Live coverage from JPL with Gay Yee Hill. I'll keep non-critical commentary in this thread and start tracking actual status in a new post.
Gay: After seven months of travel, Opportunity has traveled 280 million miles, and is about to join her twin on the surface. We are moments away from the turn to entry when the craft orients its heatshield down to enter the atmosphere.
Wayne Lee: We are 35 seconds into the turn to entry maneuver. We are 1 hour 23 minutes 45 seconds from hitting the top of the Martian atmosphere. Altitude of 10,800 miles and a speed of 7,683 mph. Engineers looking at the signal strength as the antenna turns with the craft will confirm the process.
Farouz Naderi: Feeling better in the last 24 hours. Spirit is listening and is communicating to us well. (recap of the news of the last few days. scroll down and read from my earlier posts if you're interested in this.)
Wayne: Telecom subsystem data indicates that turn to entry is nearly complete.
Gay: You've heard that "Mars is hard." No guarantees. Things went well with Spirit but this is a different rover going to a different place.

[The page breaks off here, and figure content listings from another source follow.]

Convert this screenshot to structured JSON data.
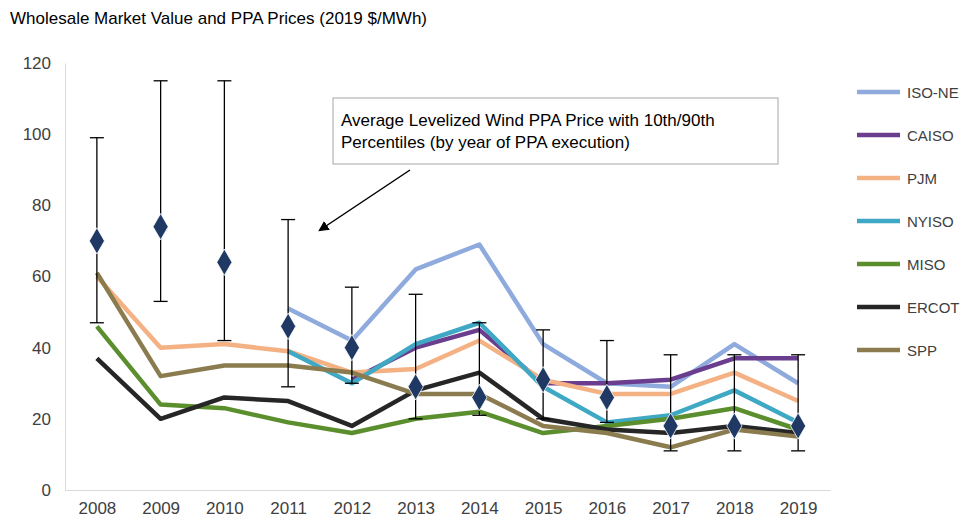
{
  "chart_data": {
    "type": "line",
    "title": "Wholesale Market Value and PPA Prices (2019 $/MWh)",
    "categories": [
      "2008",
      "2009",
      "2010",
      "2011",
      "2012",
      "2013",
      "2014",
      "2015",
      "2016",
      "2017",
      "2018",
      "2019"
    ],
    "ylim": [
      0,
      120
    ],
    "yticks": [
      0,
      20,
      40,
      60,
      80,
      100,
      120
    ],
    "grid": false,
    "legend": "right",
    "series": [
      {
        "name": "ISO-NE",
        "color": "#8FAADC",
        "type": "line",
        "line_style": "solid",
        "values": [
          null,
          null,
          null,
          51,
          42,
          62,
          69,
          41,
          30,
          29,
          41,
          30
        ]
      },
      {
        "name": "CAISO",
        "color": "#6A3D8F",
        "type": "line",
        "line_style": "solid",
        "values": [
          null,
          null,
          null,
          null,
          31,
          40,
          45,
          30,
          30,
          31,
          37,
          37
        ]
      },
      {
        "name": "PJM",
        "color": "#F4B183",
        "type": "line",
        "line_style": "solid",
        "values": [
          60,
          40,
          41,
          39,
          33,
          34,
          42,
          31,
          27,
          27,
          33,
          25
        ]
      },
      {
        "name": "NYISO",
        "color": "#3FA8C4",
        "type": "line",
        "line_style": "solid",
        "values": [
          null,
          null,
          null,
          39,
          30,
          41,
          47,
          29,
          19,
          21,
          28,
          19
        ]
      },
      {
        "name": "MISO",
        "color": "#5B8E2D",
        "type": "line",
        "line_style": "solid",
        "values": [
          46,
          24,
          23,
          19,
          16,
          20,
          22,
          16,
          18,
          20,
          23,
          17
        ]
      },
      {
        "name": "ERCOT",
        "color": "#262626",
        "type": "line",
        "line_style": "solid",
        "values": [
          37,
          20,
          26,
          25,
          18,
          28,
          33,
          20,
          17,
          16,
          18,
          16
        ]
      },
      {
        "name": "SPP",
        "color": "#8A7C4E",
        "type": "line",
        "line_style": "solid",
        "values": [
          61,
          32,
          35,
          35,
          33,
          27,
          27,
          18,
          16,
          12,
          17,
          15
        ]
      },
      {
        "name": "Average Levelized Wind PPA Price with 10th/90th Percentiles (by year of PPA execution)",
        "color": "#1F3864",
        "type": "scatter",
        "marker": "diamond",
        "values": [
          70,
          74,
          64,
          46,
          40,
          29,
          26,
          31,
          26,
          18,
          18,
          18
        ],
        "p10": [
          47,
          53,
          42,
          29,
          30,
          20,
          21,
          20,
          19,
          11,
          11,
          11
        ],
        "p90": [
          99,
          115,
          115,
          76,
          57,
          55,
          47,
          45,
          42,
          38,
          38,
          38
        ]
      }
    ]
  }
}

EDL, six minutes of terror. With me is project manager Pete Theisinger.
Pete: We never know. The fact that Spirit was successful means that the design is good but this is a different rover. From a workmanship standpoint, everything's got to work. Still 6 minutes of terror.
Gay: So many things that must go right.
Pete: (talks us through the animation). It could be 15-18 hours before we get a signal if the UHF isn't functioning.
Gay: Special announcement. Dr. Charles Alachi met with parents of a killed soldier in Iraq whose parents both work at JPL. Flag given to parents hanging in the JPL mission control.
Rob: Weather can play a roll. Atmosphere can become less dense at altitudes that count the most becaues of dust storms. We will open the parachute 2 seconds earlier. (Rob talks us through the reconstruction animation of Spirit EDL) With Pathfinder we didn't have as heavy a rover and we didn't have the atmospheric data from Odyssey and MGS so we didn't have the stabilizing rockets in the backshell.
Gay: We are about 33 minutes from hitting the top of the Martian atmosphere. If you talked to memebers of this team about site selection, they would tell you we are following the water. Gusev may have been an ancient lake. Meridiani has the lure of hematite, a mineral signaling water. We have Dr. Joy Crisp to talk to us about selection of these spots.
Joy: Sites had to meet our safety criteria first. Elevation, fairly smooth, not a lot of slopes. Not too many large rocks. We used orbita remote sensing to find those safe sites. Once we had that we looked for the best science sites to meet our objectives of finding sites that had past water. Gray hematite is an iron oxide mineral that often forms on Earth in presence of liquid water so when we spotted this mineral from MGS TES we got very excited. Odyssey also gave us some daytime THEMIS data. Meridiani meets our safety criteri and has this hematite. This particular mineral often precipitates out of warm waters. That's intriguing to us.
Chris Jones: You remember back three weeks ago with Spirit we were keeping expectations low, thought there were 50/50 changes there were parts of EDL where we wouldn't hear anything. Today, the telecom performance is anticipated to be less than it was for Spirit. We may miss some of the tones.
Al Gore in attendance. Arnold Swarzeneger there too. Sean O'Keefe there. Steve Squyres.